Hong Kong Stocks Under Pressure, Widespread Selling Drags Down Hang Seng
The Hong Kong stock market weakened in trading on Thursday morning (February 5th). The benchmark index fell 336 points, or around 1.3%, to 26,510, reversing the previous session's slight gains. The selling was fairly widespread across various sectors, with the strongest pressure seen in technology, financial, and consumer stocks.
Sentiment worsened after Wall Street closed lower overnight. Pressure stemmed from the continued sell-off in technology stocks, coupled with weaker-than-expected US January employment data. This combination prompted investors to reduce their exposure to riskier assets.
The decline was also exacerbated by a decline in mainland Chinese stocks.

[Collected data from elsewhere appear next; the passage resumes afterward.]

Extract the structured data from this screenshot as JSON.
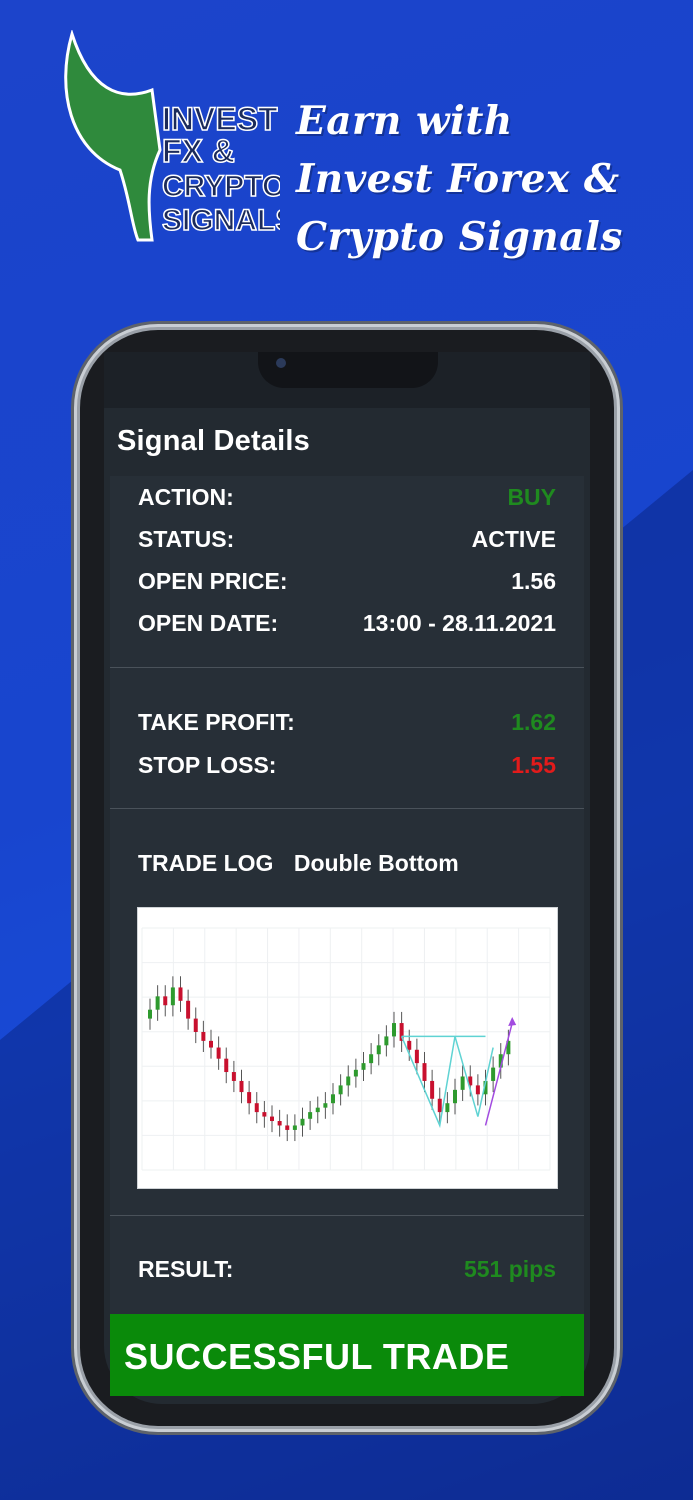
{
  "header": {
    "headline_lines": [
      "Earn with",
      "Invest Forex &",
      "Crypto Signals"
    ],
    "logo_lines": [
      "INVEST",
      "FX &",
      "CRYPTO",
      "SIGNALS"
    ]
  },
  "screen": {
    "title": "Signal Details",
    "details": [
      {
        "label": "ACTION:",
        "value": "BUY",
        "color": "#1f8a1f"
      },
      {
        "label": "STATUS:",
        "value": "ACTIVE",
        "color": "#ffffff"
      },
      {
        "label": "OPEN PRICE:",
        "value": "1.56",
        "color": "#ffffff"
      },
      {
        "label": "OPEN DATE:",
        "value": "13:00 - 28.11.2021",
        "color": "#ffffff"
      }
    ],
    "targets": [
      {
        "label": "TAKE PROFIT:",
        "value": "1.62",
        "color": "#1f8a1f"
      },
      {
        "label": "STOP LOSS:",
        "value": "1.55",
        "color": "#e21b1b"
      }
    ],
    "trade_log": {
      "label": "TRADE LOG",
      "pattern": "Double Bottom"
    },
    "result": {
      "label": "RESULT:",
      "value": "551 pips"
    },
    "banner": "SUCCESSFUL TRADE"
  },
  "chart_data": {
    "type": "candlestick",
    "pattern": "Double Bottom",
    "candle_closes_relative": [
      0.72,
      0.78,
      0.74,
      0.82,
      0.76,
      0.68,
      0.62,
      0.58,
      0.55,
      0.5,
      0.44,
      0.4,
      0.35,
      0.3,
      0.26,
      0.24,
      0.22,
      0.2,
      0.18,
      0.2,
      0.23,
      0.26,
      0.28,
      0.3,
      0.34,
      0.38,
      0.42,
      0.45,
      0.48,
      0.52,
      0.56,
      0.6,
      0.66,
      0.58,
      0.54,
      0.48,
      0.4,
      0.32,
      0.26,
      0.3,
      0.36,
      0.42,
      0.38,
      0.34,
      0.4,
      0.46,
      0.52,
      0.58
    ],
    "colors": {
      "up": "#2e9a2e",
      "down": "#c8102e",
      "neckline": "#5fd3d3",
      "arrow": "#a24be0"
    }
  }
}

Investors were again concerned that China's economic momentum was losing steam, particularly as manufacturing and construction sectors continued to show persistent weakness.

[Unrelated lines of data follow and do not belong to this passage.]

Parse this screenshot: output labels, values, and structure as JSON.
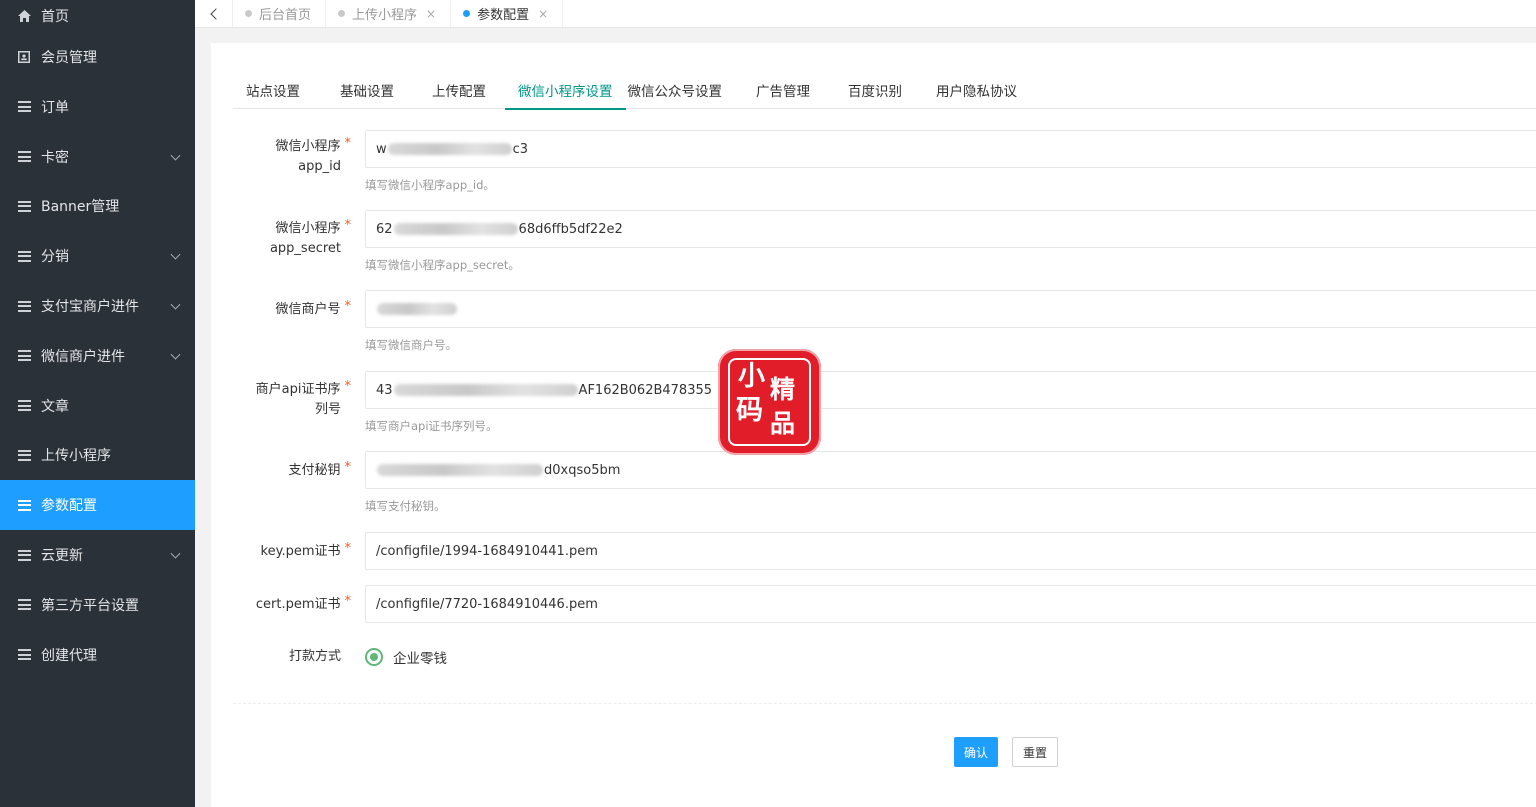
{
  "sidebar": {
    "items": [
      {
        "label": "首页",
        "icon": "home-icon",
        "expandable": false
      },
      {
        "label": "会员管理",
        "icon": "member-card-icon",
        "expandable": false
      },
      {
        "label": "订单",
        "icon": "list-icon",
        "expandable": false
      },
      {
        "label": "卡密",
        "icon": "list-icon",
        "expandable": true
      },
      {
        "label": "Banner管理",
        "icon": "list-icon",
        "expandable": false
      },
      {
        "label": "分销",
        "icon": "list-icon",
        "expandable": true
      },
      {
        "label": "支付宝商户进件",
        "icon": "list-icon",
        "expandable": true
      },
      {
        "label": "微信商户进件",
        "icon": "list-icon",
        "expandable": true
      },
      {
        "label": "文章",
        "icon": "list-icon",
        "expandable": false
      },
      {
        "label": "上传小程序",
        "icon": "list-icon",
        "expandable": false
      },
      {
        "label": "参数配置",
        "icon": "list-icon",
        "expandable": false,
        "active": true
      },
      {
        "label": "云更新",
        "icon": "list-icon",
        "expandable": true
      },
      {
        "label": "第三方平台设置",
        "icon": "list-icon",
        "expandable": false
      },
      {
        "label": "创建代理",
        "icon": "list-icon",
        "expandable": false
      }
    ]
  },
  "page_tabs": [
    {
      "label": "后台首页",
      "closable": false,
      "active": false
    },
    {
      "label": "上传小程序",
      "closable": true,
      "active": false
    },
    {
      "label": "参数配置",
      "closable": true,
      "active": true
    }
  ],
  "close_glyph": "×",
  "settings_tabs": [
    "站点设置",
    "基础设置",
    "上传配置",
    "微信小程序设置",
    "微信公众号设置",
    "广告管理",
    "百度识别",
    "用户隐私协议"
  ],
  "active_settings_tab": "微信小程序设置",
  "required_mark": "*",
  "form": {
    "app_id": {
      "label_line1": "微信小程序",
      "label_line2": "app_id",
      "value_prefix": "w",
      "value_suffix": "c3",
      "hint": "填写微信小程序app_id。"
    },
    "app_secret": {
      "label_line1": "微信小程序",
      "label_line2": "app_secret",
      "value_prefix": "62",
      "value_suffix": "68d6ffb5df22e2",
      "hint": "填写微信小程序app_secret。"
    },
    "merchant_id": {
      "label": "微信商户号",
      "hint": "填写微信商户号。"
    },
    "cert_serial": {
      "label_line1": "商户api证书序",
      "label_line2": "列号",
      "value_prefix": "43",
      "value_suffix": "AF162B062B478355",
      "hint": "填写商户api证书序列号。"
    },
    "pay_key": {
      "label": "支付秘钥",
      "value_suffix": "d0xqso5bm",
      "hint": "填写支付秘钥。"
    },
    "key_pem": {
      "label": "key.pem证书",
      "value": "/configfile/1994-1684910441.pem"
    },
    "cert_pem": {
      "label": "cert.pem证书",
      "value": "/configfile/7720-1684910446.pem"
    },
    "payout": {
      "label": "打款方式",
      "option": "企业零钱"
    }
  },
  "buttons": {
    "confirm": "确认",
    "reset": "重置"
  },
  "stamp": {
    "chars": [
      "小",
      "精",
      "码",
      "品"
    ]
  },
  "colors": {
    "sidebar_bg": "#2b3138",
    "active_blue": "#1e9fff",
    "tab_green": "#009688",
    "radio_green": "#5fb878",
    "required_red": "#ff5722",
    "stamp_red": "#e11d2a"
  }
}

On the stock market, mining companies were the main drags early in the session. China Gold International fell 4.7%, Zijin Mining fell 4.1%, and Zhaojin Mining fell 1.6%. Pressure in the commodities sector added to the index's burden.
Several other major stocks also suffered. SMIC fell 3.5%, China Hongqiao fell 3.4%, and Tencent fell 2.2%. Meanwhile, Baidu only fell 0.7% despite announcing its first dividend plan in the company's history and a share buyback program—but this news was not enough to offset the defensive market sentiment.